I don’t have the answer, but that does not mean the solution does not exist.  It does, but it will not be discovered and implemented until we first recognize that as much as 80% of convicts are in fact insane and not competent to stand trial.  Only then will the necessary brainstorming occur that will produce the necessary solutions.

My bank robber friend is currently undergoing psychological and physical testing because of my intervention.  His lawyer only understood plea bargaining before I contacted him.  Hopefully, he now knows to ask all new clients on the front end whether they have ever suffered a head injury.  Word of mouth is the best advertising.  I’m sure his phone will be ringing off his desk when he starts doing this, and then he won’t even have time to do public defender work for the court anymore.

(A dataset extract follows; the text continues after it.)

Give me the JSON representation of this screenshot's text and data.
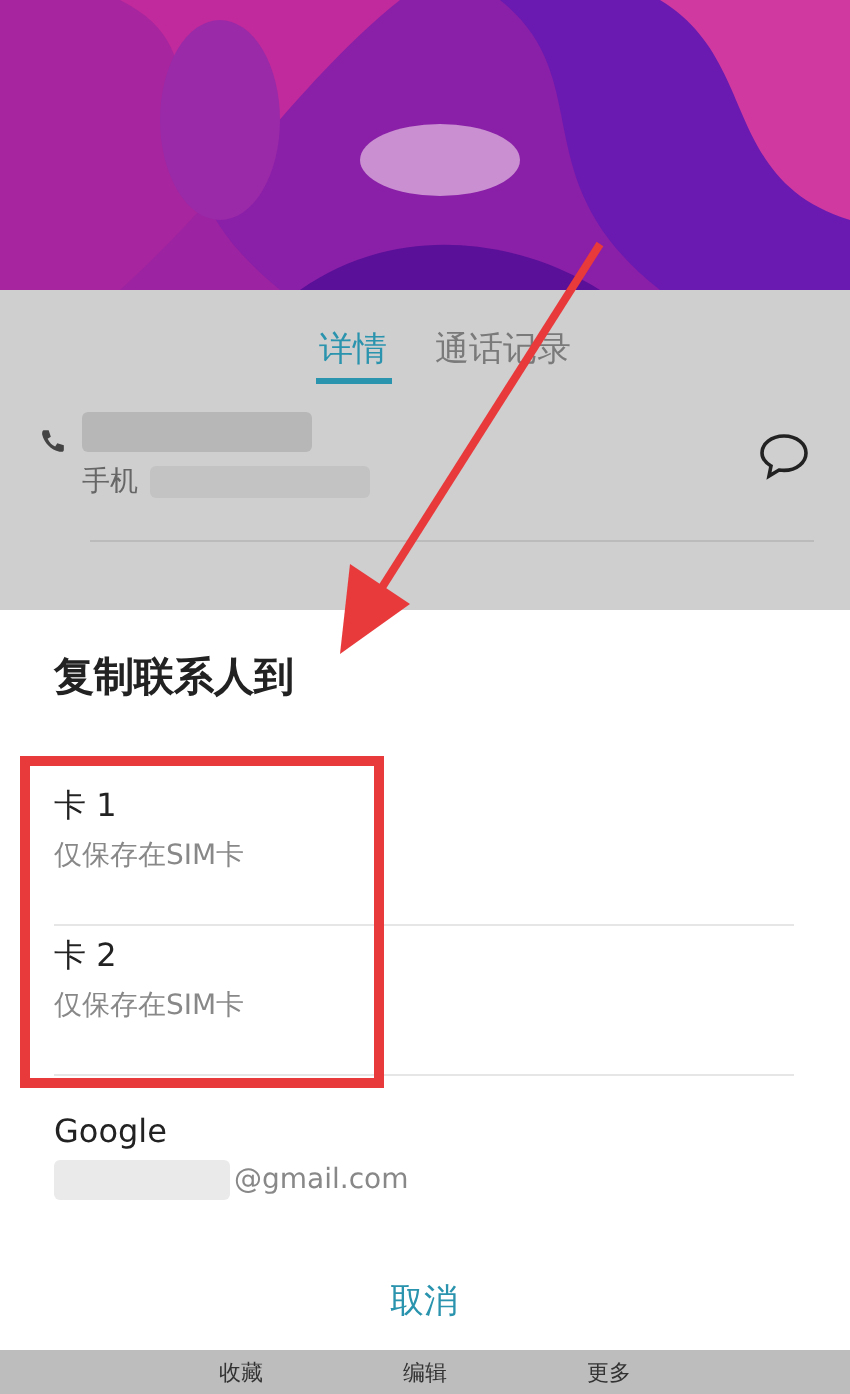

Knowing the system, they will do everything they can to rationalize my friend’s brain damage away because a private corporate prison system is a for-profit business, and insanity pleas are not good for the bottom line, which we all know is more important to a corporation than human life itself.  My friend may be found mentally incompetent and he may not, despite the fact that everyone knows he is retarded from his injuries as a teenager.  After all, it’s based on someone’s subjective opinion in the end result; an opinion that can manipulate reading the results of physical testing, a manipulation that serves the bottom line for those who worship the Almighty Buck.  Of course, they will tell you it’s objective if they want to make sure most brain-damaged defendants go to or remain in prison.

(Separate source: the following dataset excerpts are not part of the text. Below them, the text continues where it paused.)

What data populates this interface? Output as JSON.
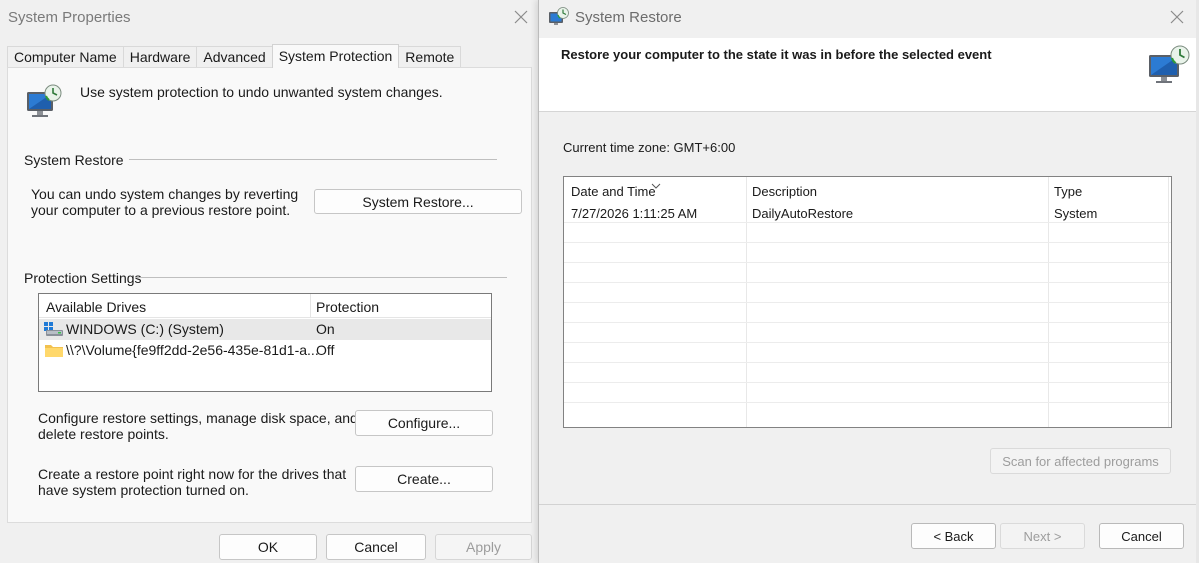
{
  "sysprops": {
    "title": "System Properties",
    "tabs": [
      {
        "label": "Computer Name"
      },
      {
        "label": "Hardware"
      },
      {
        "label": "Advanced"
      },
      {
        "label": "System Protection"
      },
      {
        "label": "Remote"
      }
    ],
    "intro": "Use system protection to undo unwanted system changes.",
    "restore_group": "System Restore",
    "restore_desc_1": "You can undo system changes by reverting",
    "restore_desc_2": "your computer to a previous restore point.",
    "restore_button": "System Restore...",
    "protection_group": "Protection Settings",
    "drives_header": {
      "drive": "Available Drives",
      "protection": "Protection"
    },
    "drives": [
      {
        "name": "WINDOWS (C:) (System)",
        "protection": "On",
        "icon": "system-drive-icon"
      },
      {
        "name": "\\\\?\\Volume{fe9ff2dd-2e56-435e-81d1-a...",
        "protection": "Off",
        "icon": "folder-icon"
      }
    ],
    "configure_desc_1": "Configure restore settings, manage disk space, and",
    "configure_desc_2": "delete restore points.",
    "configure_button": "Configure...",
    "create_desc_1": "Create a restore point right now for the drives that",
    "create_desc_2": "have system protection turned on.",
    "create_button": "Create...",
    "ok": "OK",
    "cancel": "Cancel",
    "apply": "Apply"
  },
  "restore": {
    "title": "System Restore",
    "heading": "Restore your computer to the state it was in before the selected event",
    "timezone": "Current time zone: GMT+6:00",
    "columns": {
      "date": "Date and Time",
      "description": "Description",
      "type": "Type"
    },
    "points": [
      {
        "date": "7/27/2026 1:11:25 AM",
        "description": "DailyAutoRestore",
        "type": "System"
      }
    ],
    "scan_button": "Scan for affected programs",
    "back": "< Back",
    "next": "Next >",
    "cancel": "Cancel"
  },
  "colors": {
    "accent": "#2c7bd3",
    "window_bg": "#f0f0f0",
    "panel_bg": "#f9f9f9"
  }
}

Lawyers for the most part lack the ethics to question TBI on the front end with every criminal client.  The bar association requiring 15 hours of ethics training each year cannot cause a person to be ethical.  Too often, lawyers are more concerned with saving the court money than the best interests of their clients because not aggravating the court is job security, especially when the lawyer is court appointed, which means the court pays his fees and not the client.  So that’s the state of criminal justice in America today.  Unless you have the wherewithal to bring up the fact that you have traumatic brain injury, which a brain injured person generally does not, then the joke is on you.


The evidence presented supports the notion that
the words “criminal attorney” are redundant.